OSKALOOSA, IOWA — The Democratic presidential race heated up Saturday, with Barack Obama charging that rival John Edwards committed campaign hypocrisy by deriding political organizations called 527s at the same time he allegedly will benefit from their spending.
Stumping in central Iowa three days before Christmas, Obama described the former North Carolina senator as "a good man," and said both agreed that special interests and lobbyists "have too much influence in Washington."
Yet, the Illinois senator said, it was learned Saturday that even as Edwards was calling for a ban on spending by such outside groups, one was planning to spend $750,000 on television ads in Iowa in support of his campaign.
On Friday, at a campaign stop in Johnston, Edwards slammed these groups. He has often said they ought to be banned from influencing elections.
"You can't say yesterday you don't believe in them, and today you have three-quarters of a million dollars being spent for you," Obama said.
According to the Obama campaign, one of the officers of the independent group supporting Edwards is Nicholas R. Baldick, Edwards' national campaign manager in the 2004 presidential race. Efforts Saturday to reach Baldick were unsuccessful.
David Axelrod, Obama's chief strategist, said the 527 group known as Alliance for a New America just bought $756,000 worth of air time to run ads in Iowa from Wednesday to Jan. 3, the date of the caucuses.
"These things are supposed to be independent," Axelrod said. "How independent are they when you have your longtime operative running it? Pure and simple, it's a way of circumventing the campaign-finance laws."
The ads are scheduled to run in several Iowa markets, with the heaviest concentrations in Sioux City and Des Moines. After being questioned by reporters later in the day, Edwards called on Baldick "not to run the ads."
"I would prefer if all the 527s, not just this one, that all 527s stay out of Iowa," he said.
The Alliance for a New America's purpose, according to its lean website, is to "make Washington work for middle-class families."
"We are encouraging voters to ask the candidates how they will make the middle class and working Americans their top priority in Washington, while ensuring that special interests and corporate America lose their stranglehold on our government," the website says.
In filings with the Federal Election Commission, Alliance for a New America reported receiving hundreds of thousands of dollars from organized labor -- largely state and local branches of the Service Employees International Union, including the California chapter. And the documents say that the group is spending the money on broadcast ads on behalf of Edwards.
In Iowa, SEIU officials and members are routinely seen cheering for Edwards at campaign events. On Saturday, the president of the largest SEIU local chapter in Iowa (which is not among those funding the ads) introduced Edwards to hundreds of supporters in a steamy Coralville ballroom.

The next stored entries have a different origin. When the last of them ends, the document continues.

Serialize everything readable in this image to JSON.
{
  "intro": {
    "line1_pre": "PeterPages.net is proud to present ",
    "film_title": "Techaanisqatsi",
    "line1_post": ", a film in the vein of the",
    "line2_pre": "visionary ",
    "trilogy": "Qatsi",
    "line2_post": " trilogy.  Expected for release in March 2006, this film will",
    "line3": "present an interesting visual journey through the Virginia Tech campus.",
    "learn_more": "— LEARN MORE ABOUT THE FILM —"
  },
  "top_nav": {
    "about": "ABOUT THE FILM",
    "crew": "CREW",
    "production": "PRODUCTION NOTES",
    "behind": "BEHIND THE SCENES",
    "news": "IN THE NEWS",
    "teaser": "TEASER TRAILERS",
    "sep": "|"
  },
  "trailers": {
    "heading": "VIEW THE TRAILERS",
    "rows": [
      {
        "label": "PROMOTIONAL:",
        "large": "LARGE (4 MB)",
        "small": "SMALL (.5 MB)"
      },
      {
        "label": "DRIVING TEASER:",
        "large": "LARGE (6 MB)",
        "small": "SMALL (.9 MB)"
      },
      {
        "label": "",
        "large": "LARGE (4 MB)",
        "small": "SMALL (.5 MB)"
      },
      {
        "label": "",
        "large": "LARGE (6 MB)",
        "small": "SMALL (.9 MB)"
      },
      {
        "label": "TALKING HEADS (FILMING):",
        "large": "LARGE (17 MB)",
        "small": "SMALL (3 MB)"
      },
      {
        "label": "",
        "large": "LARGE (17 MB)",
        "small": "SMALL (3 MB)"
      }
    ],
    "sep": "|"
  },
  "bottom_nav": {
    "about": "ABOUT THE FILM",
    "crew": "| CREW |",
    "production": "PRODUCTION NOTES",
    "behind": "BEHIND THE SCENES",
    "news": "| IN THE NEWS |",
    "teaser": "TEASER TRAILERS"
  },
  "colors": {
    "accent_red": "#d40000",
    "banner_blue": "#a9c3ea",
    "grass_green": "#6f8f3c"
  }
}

Edwards on Saturday initially denounced secretive support organizations, but said he was forbidden by federal elections law from communicating or interfering with such groups. He used the opportunity to poke at his rivals for accepting lobbyists' donations.
"If Sen. Obama is serious about real change, I hope he and Sen. [Hillary Rodham] Clinton will finally end their silence and join with me in calling on the Democratic Party to end the influence of Washington lobbyists by once and for all rejecting their money," he said in a written statement Saturday morning.

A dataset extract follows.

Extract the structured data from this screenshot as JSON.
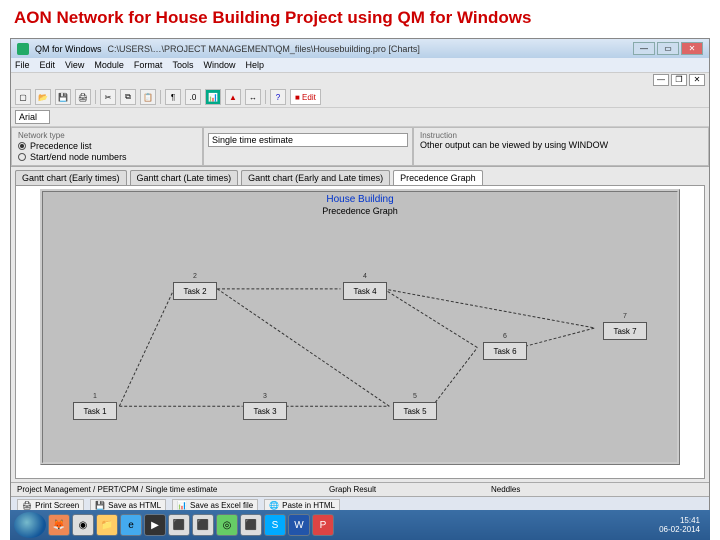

But after a reporter reminded Edwards in the afternoon that he had urged President Bush to call off the "Swift Boat" attack ads against Democratic presidential candidate John F. Kerry in 2004, Edwards urged the Alliance for a New America to abandon its plans to run the ads.
In New Hampshire, after autographing baseballs, books and business cards at Milford's River House Cafe, Clinton told reporters she wasn't going to jump into the sparring match between Obama and Edwards.
Both men have been trying to claim the mantle of political purity, each arguing that he is the best man to change the political culture in Washington. Obama's events are often festooned with signs boasting "Not paid for by PAC or federal lobbyist money." The rear of Edwards' "Main Street Express" bus reads "Not Fueled by PACs or Washington Lobbyists EVER."
Saturday's exchange was the sharpest direct engagement of the campaign between Obama and Edwards.
After a packed stump speech at a Lisbon school, Edwards said Obama's sudden attention was prompted by Edwards' growing momentum in Iowa.
"You can see it in the energy and enthusiasm of the events, you can see it in the size of the crowds, and I see it when people come to me after the event, as they did 15 minutes ago, and said, 'I came here for Obama; [now] I'm for you, I'm committing right now,' " Edwards said. "I know that we're moving, and Sen. Obama's comments this morning and over the last few days would indicate he knows the same thing."
At a tea-and-pumpkin-pie stop in Pleasantville, Obama was asked by reporters whether he was suddenly concerned about Edwards because he went after the former North Carolina senator at the first event of the day.
"We feel great," he responded. "And you're seeing it in the crowds, you can see confirmation. . . . I think everyone knows this is going to be a close race."
La Ganga reported from Oskaloosa; Mehta from Coralville. Times staff writer Maeve Reston in Milford, N.H., contributed to this report.